Binary similarity involves determining whether two binary programs exhibit
similar functionality, often originating from the same source code. In this
work, we propose VexIR2Vec, an approach for binary similarity using VEX-IR, an
architecture-neutral Intermediate Representation (IR). We extract the
embeddings from sequences of basic blocks, termed peepholes, derived by random
walks on the control-flow graph. The peepholes are normalized using
transformations inspired by compiler optimizations. The VEX-IR Normalization
Engine mitigates, with these transformations, the architectural and
compiler-induced variations in binaries while exposing semantic similarities.
We then learn the vocabulary of representations at the entity level of the IR
using the knowledge graph embedding techniques in an unsupervised manner. This
vocabulary is used to derive function embeddings for similarity assessment
using VexNet, a feed-forward Siamese network designed to position similar
functions closely and separate dissimilar ones in an n-dimensional space.

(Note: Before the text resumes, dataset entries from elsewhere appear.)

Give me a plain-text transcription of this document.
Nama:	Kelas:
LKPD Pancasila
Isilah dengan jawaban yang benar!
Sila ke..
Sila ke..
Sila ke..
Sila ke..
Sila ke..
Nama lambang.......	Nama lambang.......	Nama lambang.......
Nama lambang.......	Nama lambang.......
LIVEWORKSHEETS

This
approach is amenable for both diffing and searching tasks, ensuring robustness
against Out-Of-Vocabulary (OOV) issues.
We evaluate VexIR2Vec on a dataset comprising 2.7M functions and 15.5K
binaries from 7 projects compiled across 12 compilers targeting x86 and ARM
architectures. In diffing experiments, VexIR2Vec outperforms the nearest
baselines by
40%,
18%,
21%, and
60% in cross-optimization,
cross-compilation, cross-architecture, and obfuscation settings, respectively.
In the searching experiment, VexIR2Vec achieves a mean average precision of
0.76, outperforming the nearest baseline by
46%. Our framework is highly
scalable and is built as a lightweight, multi-threaded, parallel library using
only open-source tools. VexIR2Vec is
3.1-
3.5× faster than the closest
baselines and orders-of-magnitude faster than other tools.